The phenomenon that I was feeling is called Delayed Onset Muscle Soreness, or DOMS. It’s got quite a few different hypotheses about what really causes it. It’s not lactic acid, as some people think. Lactic acid is the acid that gets into your muscles while you’re working out and causes “the burn” (as in the old and rather incorrect adage of “no pain, no gain.”). But after you finish your workout, it goes away in about an hour or so.
No, DOMS is that next-day pain – or even next 3-4 days at the worst. It’s the pain that makes it tough to get out of bed the day after you start running again, or in my case the pain that made it tough to raise my arms too high for a day. It’s not an injury, as some people think. If you’ve ever been injured, as in a muscle strain or sprain or something, that feels significantly different. I won’t be so bold as to say that it’s better, because it’s sort of an indication that you did indeed, overdo something, but that’s not necessarily a bad thing. It’s uncomfortable for a bit and then you return to normal.
But there are some ways to fight it, for sure. And there are some great ways to make sure it’s avoided.
One of the things that I try to get across on a regular basis is the idea of how regular, natural activity and movement is the best way to keep your body fit and healthy. Well, that goes double for avoiding DOMS.
Part of the reason it last as long as it did for me was what I described in last Thursday’s post on the software training I was undergoing that week after Mud Ninja.
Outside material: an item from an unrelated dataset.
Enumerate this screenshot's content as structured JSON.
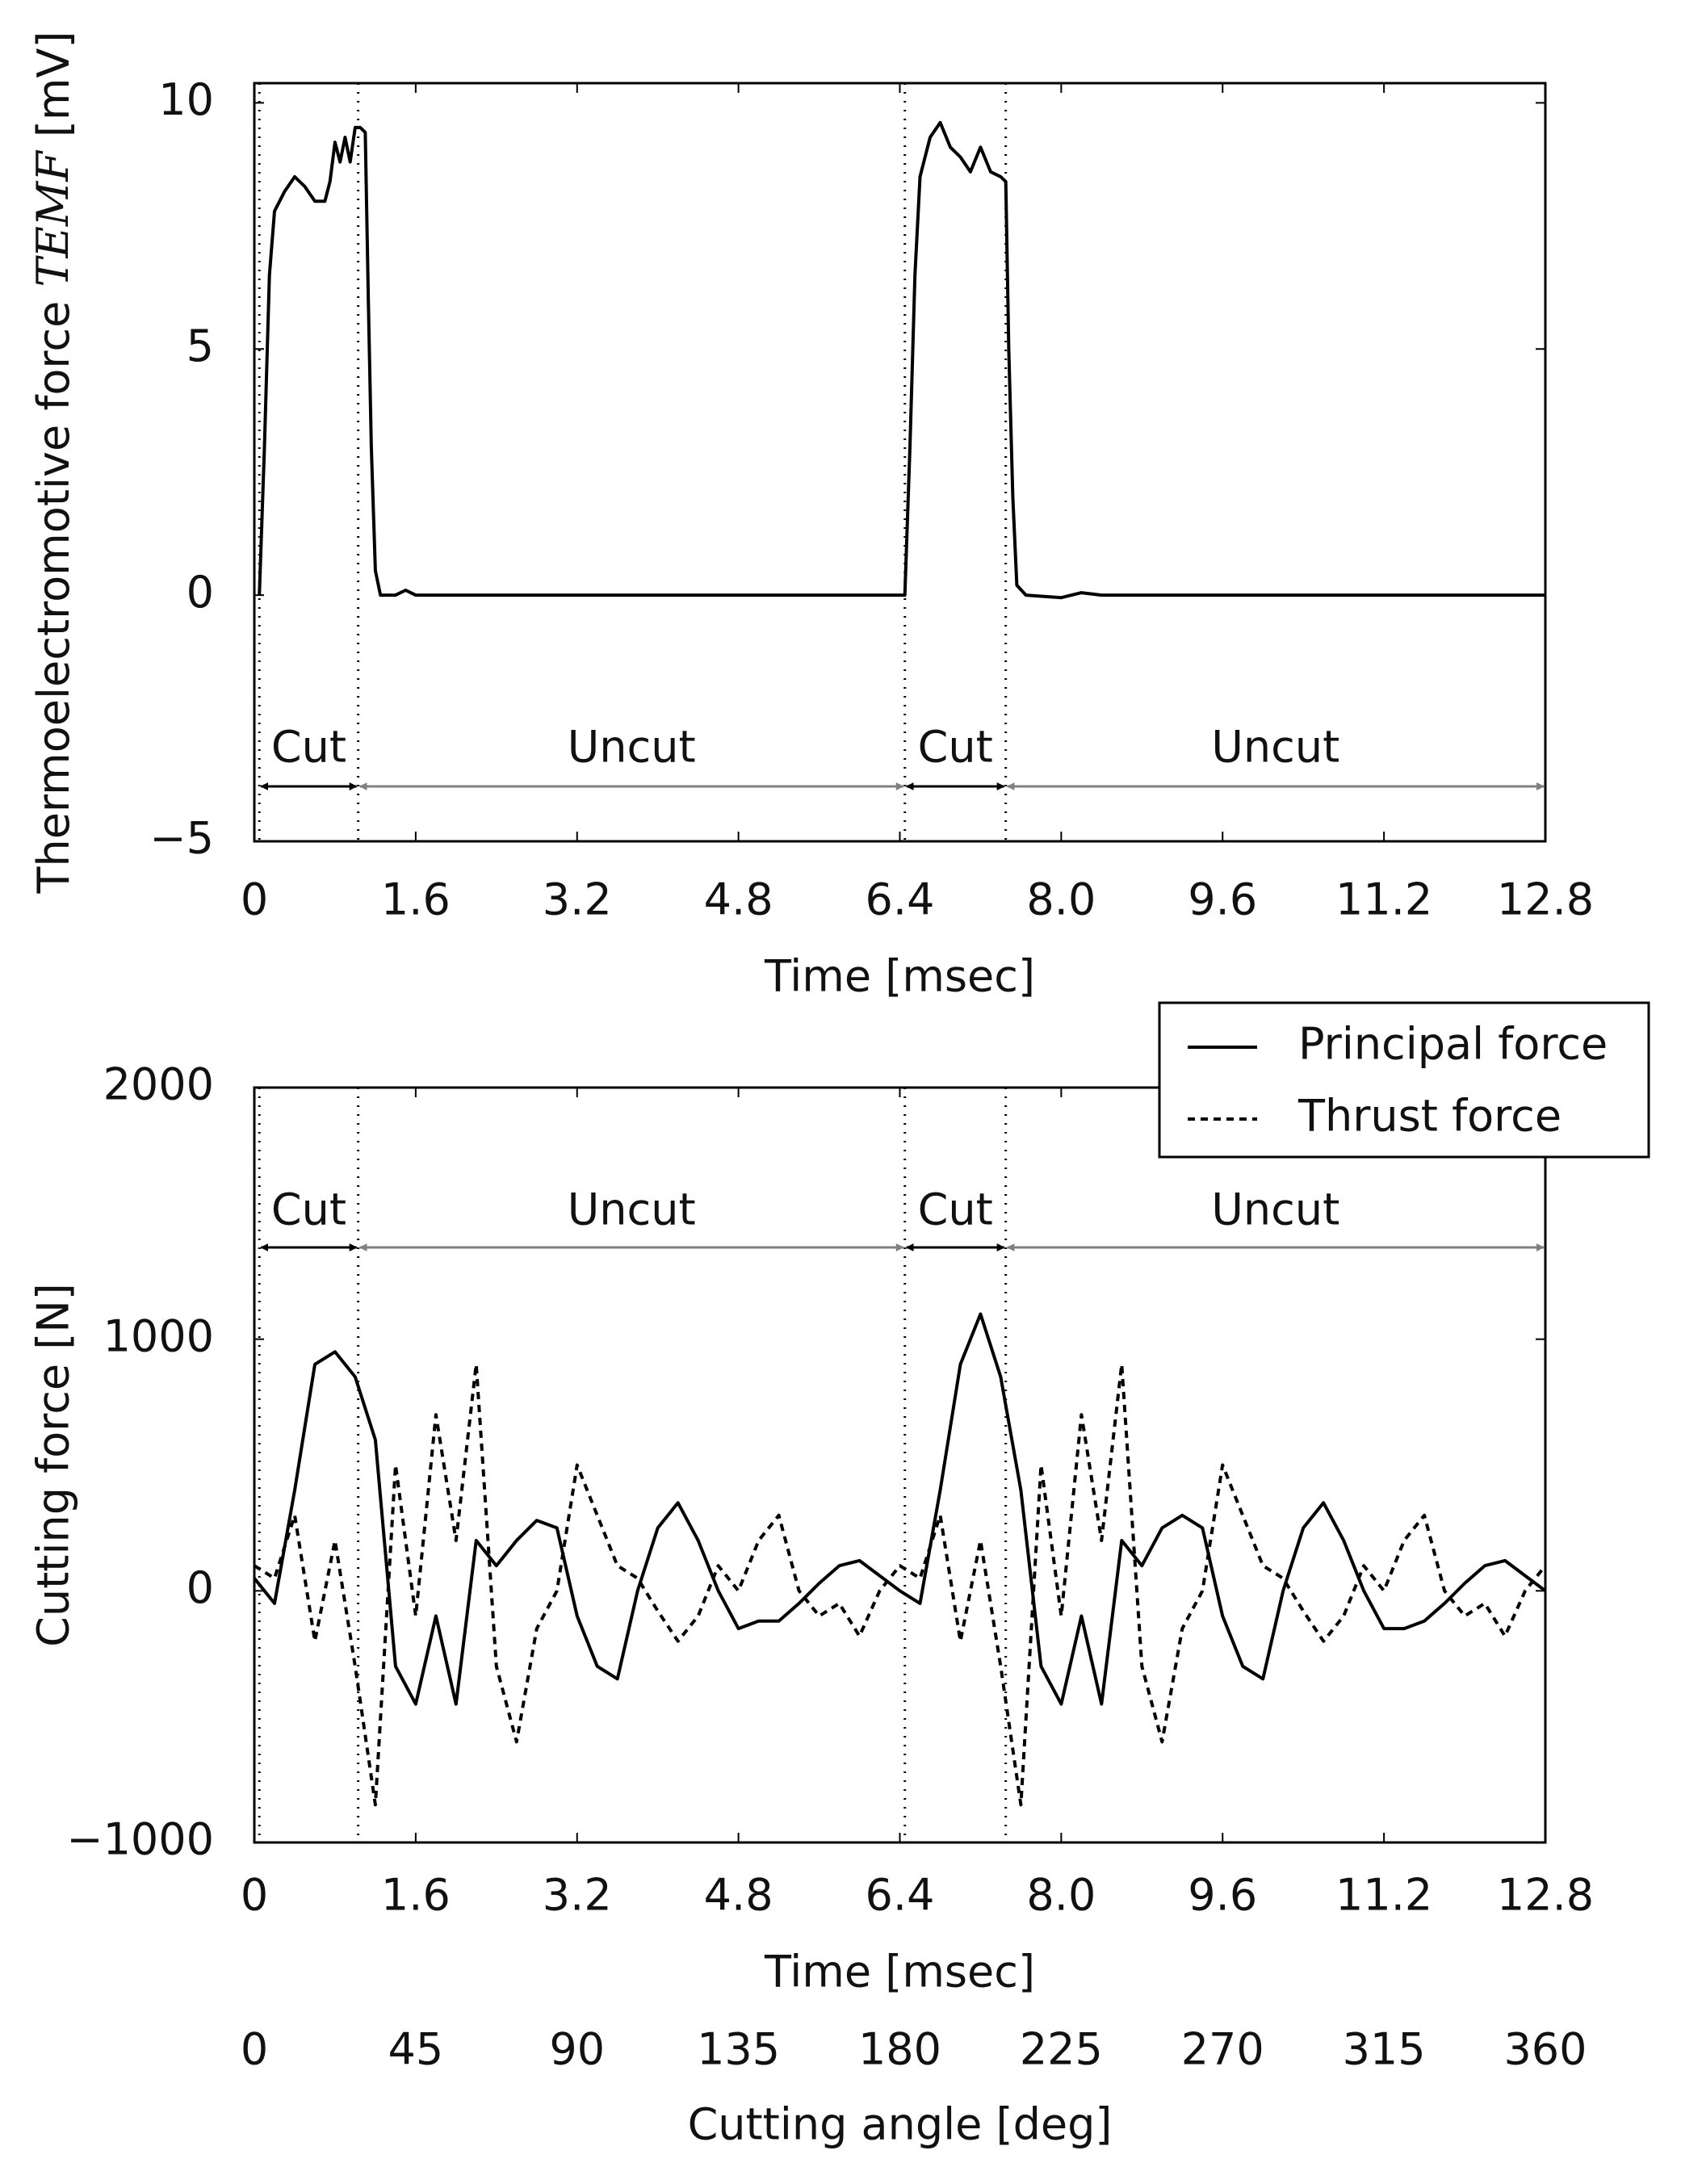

I was sitting for eight hours a day for four days.
But part of the reason it wasn’t worse, I think, was what I did after I finished the race. I didn’t stop moving. I walked a lot – kept on my feet and didn’t let myself stiffen up at all. And I helped my son go through the Little Mud Ninja race – the quarter mile kids’ version of the Mud Ninja that he’s done each year that they’ve held the race. I didn’t have to climb or anything with him, but I did have to comfort him and hold his hand at times as we made our way through the course. All that activity right after my race was an excellent “cool-down” routine – I was still active in a fairly full body way, but at a lesser intensity by a long shot.
The other thing I did as part of my son’s race was to get back into the mud with him as he went through it. And that helped to keep me cooled off. Another great way to avoid DOMS is cold water and such. The on-site cold-water showers that were provided helped with that aspect as well.
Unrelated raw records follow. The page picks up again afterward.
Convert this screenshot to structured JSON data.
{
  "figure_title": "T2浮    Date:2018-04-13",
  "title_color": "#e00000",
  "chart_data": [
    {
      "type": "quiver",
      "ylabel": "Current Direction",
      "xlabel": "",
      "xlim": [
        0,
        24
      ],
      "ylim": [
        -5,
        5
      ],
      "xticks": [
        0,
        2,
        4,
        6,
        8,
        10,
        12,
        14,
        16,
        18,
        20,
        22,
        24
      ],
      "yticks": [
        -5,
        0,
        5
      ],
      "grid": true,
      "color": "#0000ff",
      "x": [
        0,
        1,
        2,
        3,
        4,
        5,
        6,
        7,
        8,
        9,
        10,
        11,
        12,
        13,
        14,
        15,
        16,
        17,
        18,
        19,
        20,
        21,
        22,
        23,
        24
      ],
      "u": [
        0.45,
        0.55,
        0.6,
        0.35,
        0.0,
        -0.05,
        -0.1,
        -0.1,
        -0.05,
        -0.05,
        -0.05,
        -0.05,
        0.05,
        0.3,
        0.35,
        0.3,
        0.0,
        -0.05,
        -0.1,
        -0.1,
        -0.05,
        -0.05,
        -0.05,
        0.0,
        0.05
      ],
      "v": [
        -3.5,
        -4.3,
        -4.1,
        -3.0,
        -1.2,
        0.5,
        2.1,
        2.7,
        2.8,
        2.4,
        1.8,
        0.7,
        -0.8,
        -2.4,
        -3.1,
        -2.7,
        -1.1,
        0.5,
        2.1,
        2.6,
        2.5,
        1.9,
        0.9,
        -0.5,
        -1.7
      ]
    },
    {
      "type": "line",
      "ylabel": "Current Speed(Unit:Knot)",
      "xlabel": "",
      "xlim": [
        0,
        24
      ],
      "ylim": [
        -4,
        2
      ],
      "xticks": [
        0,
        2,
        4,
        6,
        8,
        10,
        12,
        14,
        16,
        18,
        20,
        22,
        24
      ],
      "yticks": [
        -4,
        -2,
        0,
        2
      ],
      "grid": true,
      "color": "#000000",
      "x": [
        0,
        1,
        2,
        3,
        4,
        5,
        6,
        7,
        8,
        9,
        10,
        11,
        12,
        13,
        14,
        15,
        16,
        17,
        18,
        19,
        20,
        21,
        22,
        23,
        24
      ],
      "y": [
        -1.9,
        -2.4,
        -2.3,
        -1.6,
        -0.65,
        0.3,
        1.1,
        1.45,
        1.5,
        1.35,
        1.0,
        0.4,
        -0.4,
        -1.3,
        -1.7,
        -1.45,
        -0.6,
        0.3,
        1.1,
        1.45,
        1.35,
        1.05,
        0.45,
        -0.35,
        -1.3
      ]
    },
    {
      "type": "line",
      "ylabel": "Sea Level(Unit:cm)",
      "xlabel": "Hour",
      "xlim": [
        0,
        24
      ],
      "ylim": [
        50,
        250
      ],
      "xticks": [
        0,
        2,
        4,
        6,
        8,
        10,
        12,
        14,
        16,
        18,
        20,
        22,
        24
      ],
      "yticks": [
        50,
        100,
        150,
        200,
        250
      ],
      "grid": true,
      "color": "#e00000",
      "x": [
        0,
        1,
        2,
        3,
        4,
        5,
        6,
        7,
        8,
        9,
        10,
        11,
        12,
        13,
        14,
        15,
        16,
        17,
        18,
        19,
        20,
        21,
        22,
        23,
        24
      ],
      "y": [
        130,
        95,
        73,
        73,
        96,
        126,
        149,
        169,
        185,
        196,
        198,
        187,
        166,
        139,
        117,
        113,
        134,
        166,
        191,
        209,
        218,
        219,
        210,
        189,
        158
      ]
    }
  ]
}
And I did my best to keep a healthy, non-inflammatory diet of mineral-rich foods, nuts, some veggies, and some healthy fats (like mineral water with some peppermint essential oil in it, and a Steve’s PaleoKit or two).
I also started my 2-3 mornings with DOMS with some light stretching exercises – stuff like Hindu Pushups, bridging, and that sort of thing. Something that would push me a little bit, but mostly just loosen up those sore muscles and help them get some blood running through them and clearing out some of the soreness. And perhaps doing them a few times throughout the day isn’t a bad idea either. Don’t try to work hard through DOMS and do your normal workout. Your body is asking for some rest at this point and is trying to recover. Move well, completely, and slowly.
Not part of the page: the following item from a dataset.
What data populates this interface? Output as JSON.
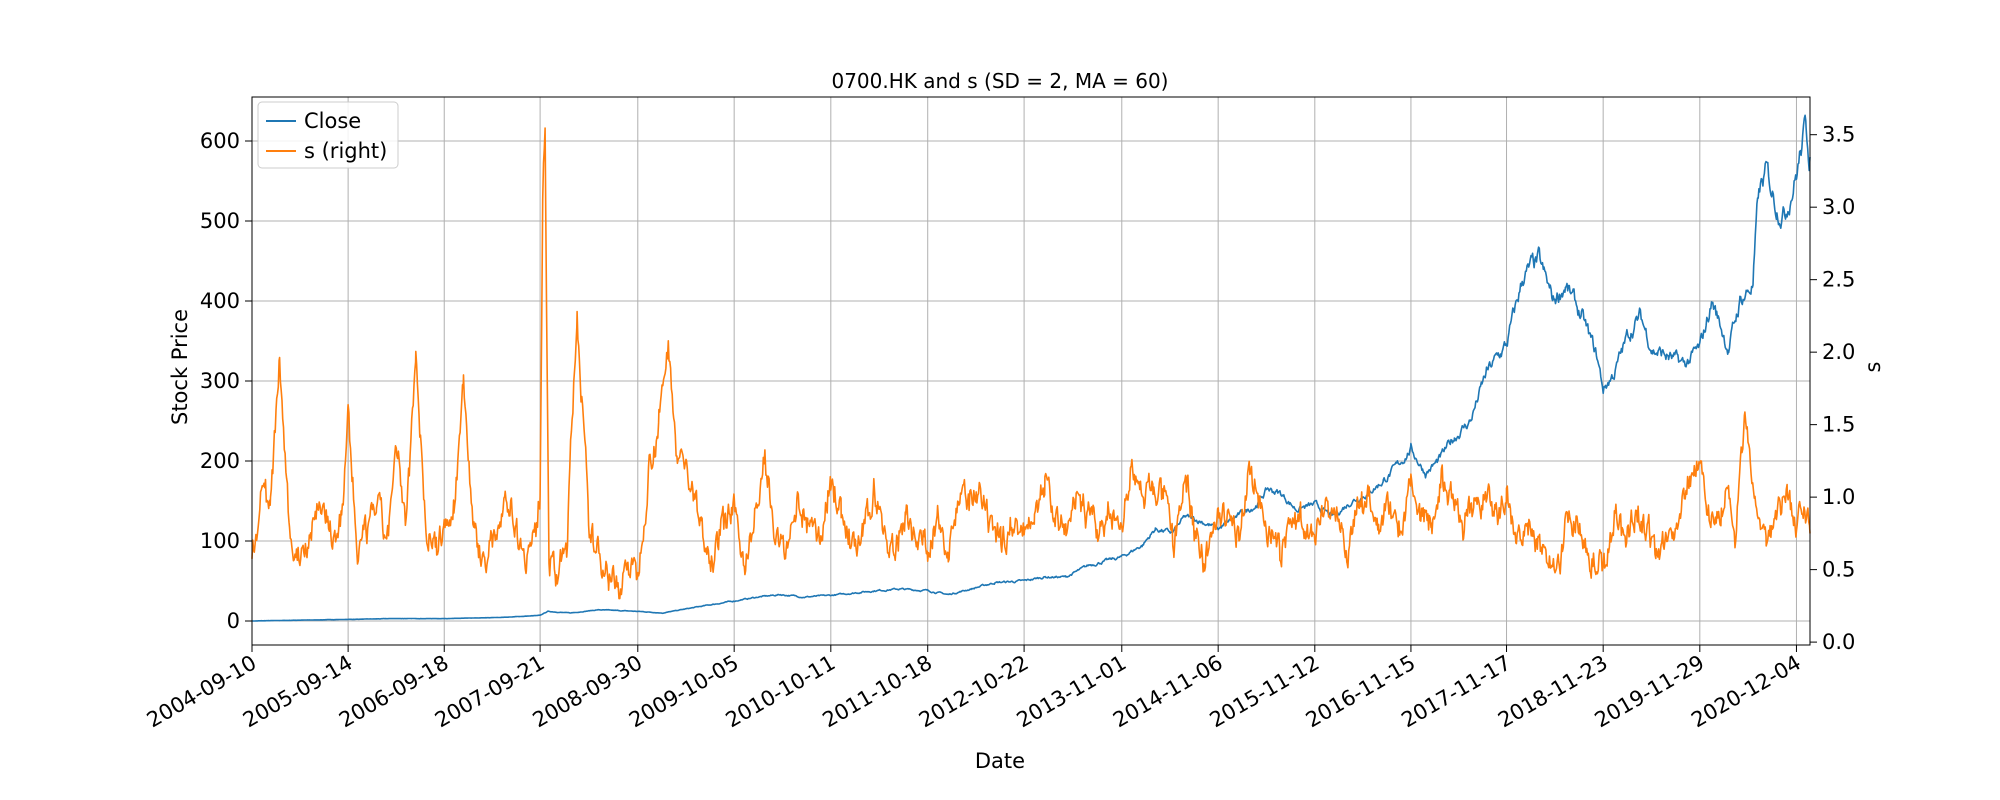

In the past, I’ve also dealt with DOMS with sauna trips combined with a dip in the pool in sets. Say, 15 minutes in a sauna and a quick dip in a pool or a cold shower. It sounds awful, and to be frank it is, but you do get used to it. And it does reduce your down time.
I think it’s important that we don’t consider DOMS a negative situation. Yeah, it means you probably overdid it a bit, or (if you ran an obstacle race) possibly a lot. But it is also a good sign that you did something you needed to do. When you ARE in shape, but you change up your workout a bit and you feel it in a new muscle group for a couple days, that should tell you that you needed to work that muscle because your routine had ignored it.
It is also very important that if DOMS lasts more than four days… it’s probably not DOMS – you probably have an injury of some kind. If you’ve never had a muscle strain or sprain or anything like that, it might be hard to tell. It was for me the first time it happened that way. I had DOMS for a couple of days, and then my ankle wasn’t feeling better after it was done and it turned out I’d sprained it.